I thought of something that might remedy this. I'll describe it and perhaps someone else has already implemented it, if so please give me a link. If not I might do it myself.
What I want is a separate thread that will import modules asynchronously. It will probably be a subclass of threading.Thread
.
Here's a usage example:
importer_thread = ImporterThread()
importer_thread.start()
# ...
importer_thread.import('Mayavi')
importer_thread.import('Traits')
# A thread-safe method that will put the module name
# into a queue which the thread in an inifine loop
# ...
# When the user actually needs the modules:
import Mayavi, Traits
# If they were already loaded by importer_thread, we're good.
# If not, we'll just have to wait as usual.
So do you know of anything like this? If not, do you have any suggestions about the design?
The problem with this is that the imports must still complete before they are usable. Depending on when they're first used, the application could still have to block for 10 seconds before it could start up anyway. Much more productive would be to profile the modules and figure out why they take so long to import.
Why not just do this when the app starts?
def background_imports():
import Traits
import Mayavi
thread = threading.Thread(target=background_imports)
thread.setDaemon(True)
thread.start()
The general idea is good, but the Python/GUI session might not be all that responsive while the background thread is import
ing away; unfortunately, import
inherently and inevitably "locks up" Python substantially (it's not just the GIL, there's specific extra locking for imports).
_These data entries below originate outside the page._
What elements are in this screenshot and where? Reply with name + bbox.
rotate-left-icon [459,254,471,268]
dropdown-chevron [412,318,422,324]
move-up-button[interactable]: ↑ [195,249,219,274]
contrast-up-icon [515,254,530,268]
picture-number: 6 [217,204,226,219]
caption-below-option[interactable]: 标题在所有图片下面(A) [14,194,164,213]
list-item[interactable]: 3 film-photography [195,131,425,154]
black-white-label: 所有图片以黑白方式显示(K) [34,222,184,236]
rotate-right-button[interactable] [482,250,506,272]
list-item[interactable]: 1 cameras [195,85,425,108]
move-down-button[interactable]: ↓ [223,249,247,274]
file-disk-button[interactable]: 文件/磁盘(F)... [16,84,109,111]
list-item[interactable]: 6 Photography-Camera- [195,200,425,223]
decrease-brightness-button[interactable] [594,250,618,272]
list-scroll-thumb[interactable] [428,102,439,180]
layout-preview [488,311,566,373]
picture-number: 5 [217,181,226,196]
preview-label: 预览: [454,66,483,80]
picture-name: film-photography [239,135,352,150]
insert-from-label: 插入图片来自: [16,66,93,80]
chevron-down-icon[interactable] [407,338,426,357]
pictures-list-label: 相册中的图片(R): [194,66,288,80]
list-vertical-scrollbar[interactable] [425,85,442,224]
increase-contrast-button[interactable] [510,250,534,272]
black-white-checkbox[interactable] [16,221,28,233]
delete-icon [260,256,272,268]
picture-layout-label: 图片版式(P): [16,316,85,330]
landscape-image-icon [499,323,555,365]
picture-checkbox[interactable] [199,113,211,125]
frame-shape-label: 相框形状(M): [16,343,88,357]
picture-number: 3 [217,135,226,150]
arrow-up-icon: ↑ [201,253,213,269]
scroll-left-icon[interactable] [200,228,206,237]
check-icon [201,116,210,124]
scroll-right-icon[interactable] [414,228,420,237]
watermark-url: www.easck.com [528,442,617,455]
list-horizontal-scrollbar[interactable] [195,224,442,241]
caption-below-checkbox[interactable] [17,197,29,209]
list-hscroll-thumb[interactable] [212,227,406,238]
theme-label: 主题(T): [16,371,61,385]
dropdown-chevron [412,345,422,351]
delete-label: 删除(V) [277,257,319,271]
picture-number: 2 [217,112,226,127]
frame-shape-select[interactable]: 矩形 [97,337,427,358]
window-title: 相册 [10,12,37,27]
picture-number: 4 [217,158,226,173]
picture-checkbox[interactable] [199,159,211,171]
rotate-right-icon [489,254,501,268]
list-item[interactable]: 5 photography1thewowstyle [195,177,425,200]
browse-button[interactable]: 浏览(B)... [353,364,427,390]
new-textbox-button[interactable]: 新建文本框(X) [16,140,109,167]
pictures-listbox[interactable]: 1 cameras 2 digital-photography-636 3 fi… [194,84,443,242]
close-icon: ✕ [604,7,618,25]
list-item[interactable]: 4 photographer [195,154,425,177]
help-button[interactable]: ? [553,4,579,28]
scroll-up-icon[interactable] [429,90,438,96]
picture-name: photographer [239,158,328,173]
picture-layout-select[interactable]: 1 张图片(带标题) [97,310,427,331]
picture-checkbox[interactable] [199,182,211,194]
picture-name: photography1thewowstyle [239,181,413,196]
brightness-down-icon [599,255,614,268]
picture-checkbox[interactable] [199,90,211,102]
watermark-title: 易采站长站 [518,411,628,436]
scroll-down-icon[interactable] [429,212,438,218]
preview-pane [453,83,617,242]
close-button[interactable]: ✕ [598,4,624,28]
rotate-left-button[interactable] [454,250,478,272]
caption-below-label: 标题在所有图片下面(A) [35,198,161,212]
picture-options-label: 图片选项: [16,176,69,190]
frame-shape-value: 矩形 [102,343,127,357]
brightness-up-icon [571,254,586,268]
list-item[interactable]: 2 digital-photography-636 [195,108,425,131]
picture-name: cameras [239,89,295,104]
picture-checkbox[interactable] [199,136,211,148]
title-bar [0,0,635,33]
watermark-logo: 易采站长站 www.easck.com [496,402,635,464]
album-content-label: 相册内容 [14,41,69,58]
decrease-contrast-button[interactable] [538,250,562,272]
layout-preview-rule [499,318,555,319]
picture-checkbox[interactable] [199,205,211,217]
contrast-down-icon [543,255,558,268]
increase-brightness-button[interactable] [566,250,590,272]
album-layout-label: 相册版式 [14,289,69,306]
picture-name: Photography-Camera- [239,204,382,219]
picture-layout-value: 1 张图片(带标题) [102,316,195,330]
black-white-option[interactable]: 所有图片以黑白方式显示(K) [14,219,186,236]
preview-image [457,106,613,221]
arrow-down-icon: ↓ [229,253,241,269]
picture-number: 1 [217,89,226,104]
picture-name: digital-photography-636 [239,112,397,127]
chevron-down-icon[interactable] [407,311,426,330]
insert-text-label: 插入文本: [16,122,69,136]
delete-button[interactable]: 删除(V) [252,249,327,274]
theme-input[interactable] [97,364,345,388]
Still worth trying, as it might make things a bit better -- it's also very easy, since Queue
s are intrinsically thread-safe and, besides a Queue
's put
and get
, all you need is basically an __import__
. Still, don't be surprised if this doesn't help enough and you still need extra oomph.
If you have some drive that's intrinsically very fast, but with limited space, such as a "RAM drive" or a particularly snippy solid-state one, it may be worth keeping the needed packages in a .tar.bz2
(or other form of archive) and unpacking it onto the fast drive at program start (that's essentially just I/O and so it won't lock things up badly -- I/O operations rapidly release the GIL -- and also it's especially easy to delegate to a subprocess running tar xjf
or the like).
If some of the import slowness is due to a huge number of .py/.pyc/.pyo
files, it's worth a try to keep those (in .pyc
form only, not as .py
) in a zipfile and importing from there (but that only helps with the I/O overhead, depending on your OS, filesystem, and drive: doesn't help with delays due to loading huge DLLs or executing initialization code in packages at load time, which I suspect are likelier culprits for the slowness).
You could also consider splitting the application up with multiprocessing
-- again using Queues (but of the multiprocessing kind) to communicate -- so that both imports and some heavy computations are delegated to a few auxiliary processes and thus made asynchronous (this may also help fully exploiting multiple cores at once). I suspect this may unfortunately be hard to arrange properly for visualization tasks (such as those you're presumably doing with mayavi) but it might help if you also have some "pure heavy computation" packages and tasks.
"the user works with the GUI and starts a new physics simulation"
Not really clear. Does "works with the GUI" means double click? Double click what? Some wxWidgets GUI application? Or IDLE?
If so, what does "starts a new physics simulation" mean? Click a button somewhere else? A GUI button to bring up a panel where they write code? Or do they import a script they wrote off line?
Why is the import happening before the simulation starts? How long does a simulation take? What does the GUI show?
I suspect that there's a way to be much, much lazier in doing the big imports. But from the description, it's hard to determine if there's a point in time where the import doesn't matter as much to the user.
Threads don't help much. What helps is rethinking the UI experience.